Петров не сразу откликнулся. Усталый, он спал мертвым сном.
— Да проснись ты ради бога! Наши уходят из Ляояна. Опять поражение… Что ты молчишь, господи боже мой!
Петров сел на постели…
— У нас столько раненых, ведь надо сообразить.
— Вот что, — сказал Петров, — ты соображай насчет раненых, я соображать не буду. Я зверски устал. Мне, брат, завтра предстоит несколько труднейших операций.
Он опять лег.
— Каких операций? — тонким голосом закричал Нилов. — Никаких операций! В Мукдене будут операции.
— Ну нет, до Мукдена эти раненые не доедут, в дороге умрут. Даже в поезде их не перевезешь. У одного унтер-офицера размозжен череп. Но я убежден, что бедняга может жить. Рана страшная, и вместе с тем человек вполне может жить.

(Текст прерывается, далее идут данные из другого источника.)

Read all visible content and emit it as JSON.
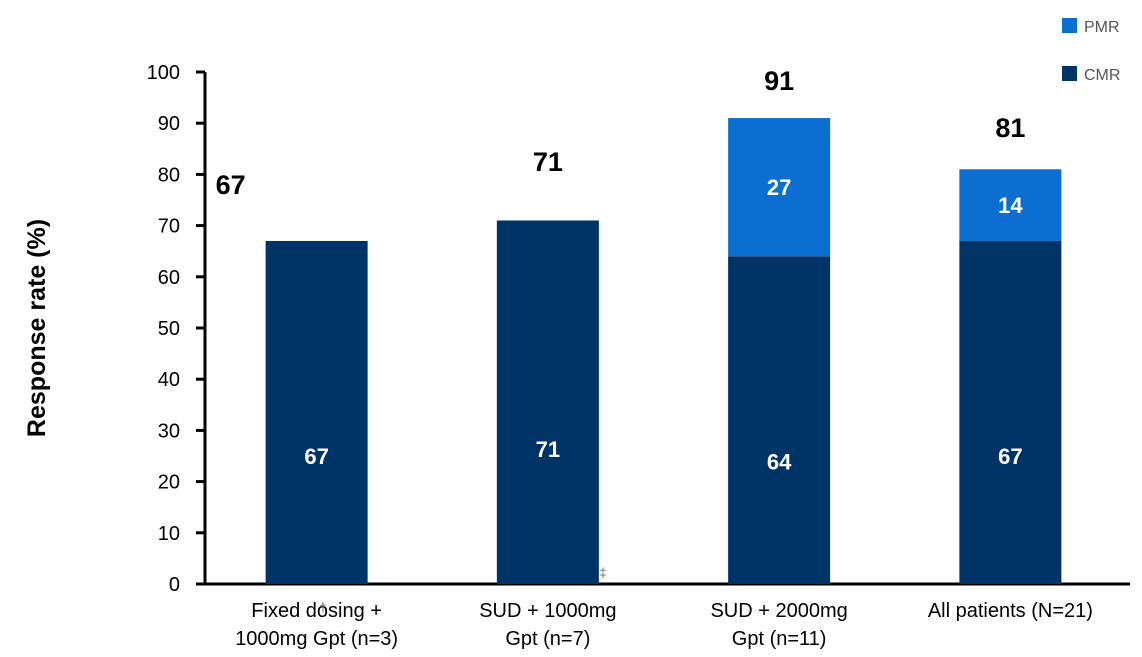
{
  "chart_data": {
    "type": "bar",
    "stacked": true,
    "title": "",
    "xlabel": "",
    "ylabel": "Response rate (%)",
    "ylim": [
      0,
      100
    ],
    "yticks": [
      0,
      10,
      20,
      30,
      40,
      50,
      60,
      70,
      80,
      90,
      100
    ],
    "categories": [
      [
        "Fixed dosing +",
        "1000mg Gpt (n=3)"
      ],
      [
        "SUD + 1000mg",
        "Gpt (n=7)"
      ],
      [
        "SUD + 2000mg",
        "Gpt (n=11)"
      ],
      [
        "All patients (N=21)"
      ]
    ],
    "series": [
      {
        "name": "CMR",
        "color": "#003366",
        "values": [
          67,
          71,
          64,
          67
        ],
        "labels": [
          "67",
          "71",
          "64",
          "67"
        ]
      },
      {
        "name": "PMR",
        "color": "#0a6fd0",
        "values": [
          0,
          0,
          27,
          14
        ],
        "labels": [
          "",
          "",
          "27",
          "14"
        ]
      }
    ],
    "totals": [
      67,
      71,
      91,
      81
    ],
    "total_labels": [
      "67",
      "71",
      "91",
      "81"
    ],
    "legend": [
      {
        "name": "PMR",
        "color": "#0a6fd0"
      },
      {
        "name": "CMR",
        "color": "#003366"
      }
    ],
    "legend_position": "top-right",
    "footnote_marks": [
      "†",
      "‡"
    ],
    "grid": false
  }
}
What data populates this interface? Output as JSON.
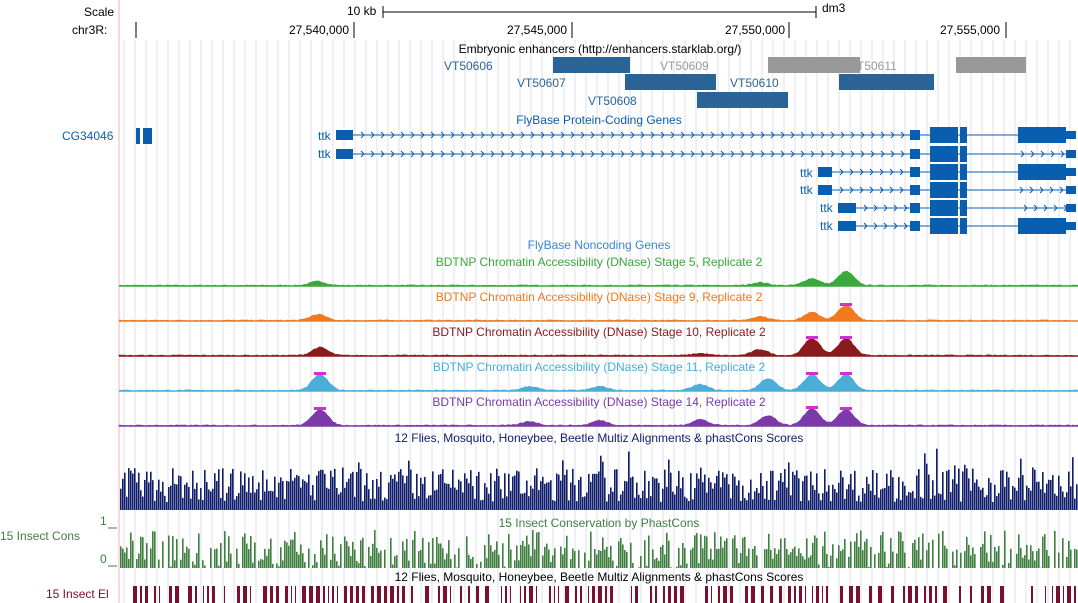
{
  "ruler": {
    "scale_label": "Scale",
    "chrom_label": "chr3R:",
    "scale_bar_label": "10 kb",
    "assembly": "dm3",
    "positions": [
      "27,540,000",
      "27,545,000",
      "27,550,000",
      "27,555,000"
    ]
  },
  "tracks": {
    "enhancers": {
      "title": "Embryonic enhancers (http://enhancers.starklab.org/)",
      "items": [
        {
          "name": "VT50606",
          "color": "#2a6496",
          "active": true
        },
        {
          "name": "VT50607",
          "color": "#2a6496",
          "active": true
        },
        {
          "name": "VT50608",
          "color": "#2a6496",
          "active": true
        },
        {
          "name": "VT50609",
          "color": "#999999",
          "active": false
        },
        {
          "name": "VT50610",
          "color": "#2a6496",
          "active": true
        },
        {
          "name": "VT50611",
          "color": "#999999",
          "active": false
        }
      ]
    },
    "coding_genes": {
      "title": "FlyBase Protein-Coding Genes",
      "color": "#0a5eb0",
      "left_gene": "CG34046",
      "transcripts": [
        "ttk",
        "ttk",
        "ttk",
        "ttk",
        "ttk",
        "ttk"
      ]
    },
    "noncoding": {
      "title": "FlyBase Noncoding Genes",
      "color": "#3a88d0"
    },
    "dnase": [
      {
        "title": "BDTNP Chromatin Accessibility (DNase) Stage 5, Replicate 2",
        "color": "#3aa83a"
      },
      {
        "title": "BDTNP Chromatin Accessibility (DNase) Stage 9, Replicate 2",
        "color": "#f07a20"
      },
      {
        "title": "BDTNP Chromatin Accessibility (DNase) Stage 10, Replicate 2",
        "color": "#8b1a1a"
      },
      {
        "title": "BDTNP Chromatin Accessibility (DNase) Stage 11, Replicate 2",
        "color": "#4aaed8"
      },
      {
        "title": "BDTNP Chromatin Accessibility (DNase) Stage 14, Replicate 2",
        "color": "#7a3aa8"
      }
    ],
    "multiz": {
      "title": "12 Flies, Mosquito, Honeybee, Beetle Multiz Alignments & phastCons Scores",
      "color": "#0f1d6b"
    },
    "phastcons": {
      "title": "15 Insect Conservation by PhastCons",
      "left_label": "15 Insect Cons",
      "axis_max": "1",
      "axis_min": "0",
      "color": "#3f7f3f"
    },
    "elements": {
      "title": "12 Flies, Mosquito, Honeybee, Beetle Multiz Alignments & phastCons Scores",
      "left_label": "15 Insect El",
      "color": "#7a1030"
    }
  }
}
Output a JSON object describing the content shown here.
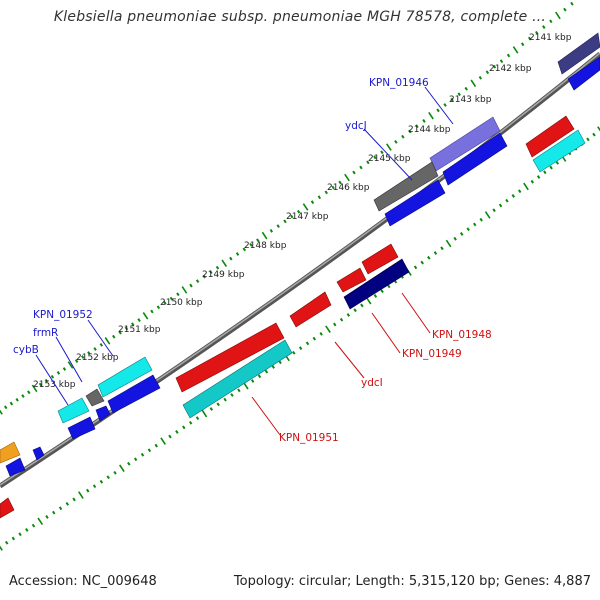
{
  "header": {
    "title": "Klebsiella pneumoniae subsp. pneumoniae MGH 78578, complete ..."
  },
  "footer": {
    "accession": "Accession: NC_009648",
    "topology": "Topology: circular; Length: 5,315,120 bp; Genes: 4,887"
  },
  "tick_labels": [
    "2141 kbp",
    "2142 kbp",
    "2143 kbp",
    "2144 kbp",
    "2145 kbp",
    "2146 kbp",
    "2147 kbp",
    "2148 kbp",
    "2149 kbp",
    "2150 kbp",
    "2151 kbp",
    "2152 kbp",
    "2153 kbp"
  ],
  "gene_labels": {
    "KPN_01946": "KPN_01946",
    "ydcJ": "ydcJ",
    "KPN_01952": "KPN_01952",
    "frmR": "frmR",
    "cybB": "cybB",
    "KPN_01948": "KPN_01948",
    "KPN_01949": "KPN_01949",
    "ydcI": "ydcI",
    "KPN_01951": "KPN_01951"
  },
  "colors": {
    "forward_cds": "#1010e0",
    "forward_alt": "#7060d8",
    "forward_dark": "#3a3a80",
    "forward_gray": "#666666",
    "forward_cyan": "#10e8e8",
    "reverse_cds": "#e01010",
    "reverse_dark": "#000080",
    "reverse_cyan": "#10c8c8",
    "orange": "#f0a020",
    "backbone": "#808080",
    "ticks": "#0a8a0a"
  }
}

— Нет, это ты уж оставь, — дрожащим голосом сказал Нилов. — Какие операции, это же немыслимо! Ты меня изводишь всю войну своей невозможной страстью к операциям. Закон запрещает… Ты не имеешь права в полевых условиях делать операции. Обмыл, перевязал — отправляй дальше. Мы должны сняться через час.
— Я со своими больными никуда не тронусь! Иди, Лев Семенович, мне нужно набраться сил.
Он повернулся и натянул простыню на голову.
— Что же это такое, — проговорил Нилов, — сумасшедший дом!
Но Петров не отозвался.
Рассвет занимался розовый, ясный. После грозы и проливного дождя приятная свежесть была в ветре, в запахе земли, промытой и очищенной. Начались сборы.
Начальником первой партии Нилов назначил Горшенина. С ним он отправлял легкораненых и половину лазаретного имущества.